Photo by Cooker King on Unsplash


  1. Ruth Lemmen August 25, 2020

    And now I’m craving dragon fruit! I actually wouldn’t have identified any of theses as “weird foods,” although as I think about how I can’t buy this stuff in mainstream grocery stores in the U.S., I guess they are weird to most Americans.

    1. Ashley Felder August 26, 2020

      They really make the best smoothies! We’ve been making these amazingly pink smoothies with the pink dragonfruit—yum!

  2. Michele August 25, 2020

    I kind of forgot that any of those was strange except for donkey- which I can say I have never tried! But it makes me think through my favorite foods list for ones that would be strange to most people in my passport country and maybe some other places:
    Durian (yep- I love it)!
    A sweet drink made from green lentils
    Tempe (fermented soybean cake)
    And some meats that are not favorites (I’m not a big meat eater) that I’ve had- frog, dog, EVERY part of the cow or chicken- from feet to brain, and in my current host country- buffalo.

    1. Ashley Felder August 26, 2020

      I’m weak and just can’t get past the smell of durian! But mangosteen-yum! They’re so fun to eat, too!

  3. bigblueseaservices August 28, 2020

    Well, wouldn’t pretty much be considered as weird enough compared Chinese delicacies. But sure they are “weird” to most Americans.

    1. Ashley Felder August 29, 2020

      Haha so true! The “delicacies” are in the post I mentioned in the beginning, and definitely don’t fall in the “favorite” category. 🙂

  4. Grace L August 28, 2020

    Hi Ashley. Fun post to read, although when we were in your country of service, we were a bit timid on some of the strange foods. But we loved how cheap the veggies were compared to what we can buy locally back in our passport country. Just a question – are you and your family still in your country of service and is everything going okay for you all. We miss that land and the people.

    1. Ashley Felder August 29, 2020

      Yes, cheap veggies abound! It’s a hard reality when we go back for a visit.

      Yes, we are still here. (And I still use the cast iron skillet you sent me all the time!!) We we’re fortunate and returned from our conference in Thailand in the best possible window of before mandatory quarantine and before borders closed.
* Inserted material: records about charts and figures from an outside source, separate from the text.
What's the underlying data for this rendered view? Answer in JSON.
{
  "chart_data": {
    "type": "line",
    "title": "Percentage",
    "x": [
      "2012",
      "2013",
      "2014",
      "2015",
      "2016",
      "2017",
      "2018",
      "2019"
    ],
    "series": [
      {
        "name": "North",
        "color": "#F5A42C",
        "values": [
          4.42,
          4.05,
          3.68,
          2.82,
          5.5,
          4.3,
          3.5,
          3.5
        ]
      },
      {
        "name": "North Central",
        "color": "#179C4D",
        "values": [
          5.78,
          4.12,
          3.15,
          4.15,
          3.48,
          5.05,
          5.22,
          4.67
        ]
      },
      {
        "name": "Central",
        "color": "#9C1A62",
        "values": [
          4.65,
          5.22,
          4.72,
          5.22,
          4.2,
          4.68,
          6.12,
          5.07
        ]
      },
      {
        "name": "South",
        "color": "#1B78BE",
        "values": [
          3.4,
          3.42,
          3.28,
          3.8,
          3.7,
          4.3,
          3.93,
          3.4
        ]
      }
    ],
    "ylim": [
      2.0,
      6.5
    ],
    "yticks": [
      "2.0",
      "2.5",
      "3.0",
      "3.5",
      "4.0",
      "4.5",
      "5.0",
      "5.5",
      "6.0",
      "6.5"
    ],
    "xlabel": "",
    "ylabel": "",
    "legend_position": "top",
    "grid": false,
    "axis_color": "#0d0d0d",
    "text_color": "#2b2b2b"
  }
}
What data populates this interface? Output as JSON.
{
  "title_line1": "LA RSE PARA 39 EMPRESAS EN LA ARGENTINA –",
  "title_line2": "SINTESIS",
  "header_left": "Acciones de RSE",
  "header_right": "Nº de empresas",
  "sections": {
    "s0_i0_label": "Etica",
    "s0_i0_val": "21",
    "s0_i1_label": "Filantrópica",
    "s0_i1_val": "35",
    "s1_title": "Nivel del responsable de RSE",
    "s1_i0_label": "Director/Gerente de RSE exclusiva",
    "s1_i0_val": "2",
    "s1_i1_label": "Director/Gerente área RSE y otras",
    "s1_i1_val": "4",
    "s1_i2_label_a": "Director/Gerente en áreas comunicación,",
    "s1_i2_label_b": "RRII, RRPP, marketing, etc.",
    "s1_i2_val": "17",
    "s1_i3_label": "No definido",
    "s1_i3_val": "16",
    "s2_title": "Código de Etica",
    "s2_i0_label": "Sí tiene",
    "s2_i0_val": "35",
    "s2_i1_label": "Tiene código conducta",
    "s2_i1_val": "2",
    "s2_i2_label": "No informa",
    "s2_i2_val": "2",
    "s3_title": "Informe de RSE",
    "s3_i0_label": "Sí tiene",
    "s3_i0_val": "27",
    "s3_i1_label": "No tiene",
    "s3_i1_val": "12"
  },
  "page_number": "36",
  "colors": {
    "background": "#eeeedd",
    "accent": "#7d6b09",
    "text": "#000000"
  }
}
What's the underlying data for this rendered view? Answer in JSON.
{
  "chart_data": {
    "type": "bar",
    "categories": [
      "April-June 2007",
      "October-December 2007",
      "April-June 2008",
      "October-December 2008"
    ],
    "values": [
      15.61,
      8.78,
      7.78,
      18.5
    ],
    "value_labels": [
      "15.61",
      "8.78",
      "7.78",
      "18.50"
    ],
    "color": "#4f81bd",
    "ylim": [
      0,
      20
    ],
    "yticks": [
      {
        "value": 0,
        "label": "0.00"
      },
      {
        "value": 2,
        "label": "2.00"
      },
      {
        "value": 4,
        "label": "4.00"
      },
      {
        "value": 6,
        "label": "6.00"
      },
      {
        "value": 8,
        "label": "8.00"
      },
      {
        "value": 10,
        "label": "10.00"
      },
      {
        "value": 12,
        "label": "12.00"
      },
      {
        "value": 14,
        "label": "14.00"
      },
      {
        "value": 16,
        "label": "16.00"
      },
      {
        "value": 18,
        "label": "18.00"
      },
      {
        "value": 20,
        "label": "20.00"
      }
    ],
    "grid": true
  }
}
Most of our team made it back after their CNY travels, and we realize we’re some of the only ones like us in the country. It was tough in the beginning with strict lockdown, but we see His wisdom now. We lift often for all of you “stuck” to be able to return soon!!!

      1. Grace L August 29, 2020

        Just tried to email you but you must have changed your email address. Our abrupt departure was not due to the coronavirus but was rather a request to leave by the authorities. I don’t think we will be able to return to the country we have come to love. But I am so glad to know that you and others on your team were able to make it back into the country and are still able to be there. Blessings and peace on all of you!

        1. Ashley Felder September 1, 2020

          Feel free to email me if you want to chat more. Ashley.felder28 at gmail

  5. Alisa September 1, 2020

    I live in Ireland and it’s blackberry season now. They grow wild and everyone picks them wherever they want to. My son has been so excited as we go on walks to fill a little cup. I’ll actually have to take him full on picking soon so we have some to freeze.

    1. Ashley Felder September 1, 2020

      I’m SLIGHTLY jealous!! Yum! What a fun little treat along the way!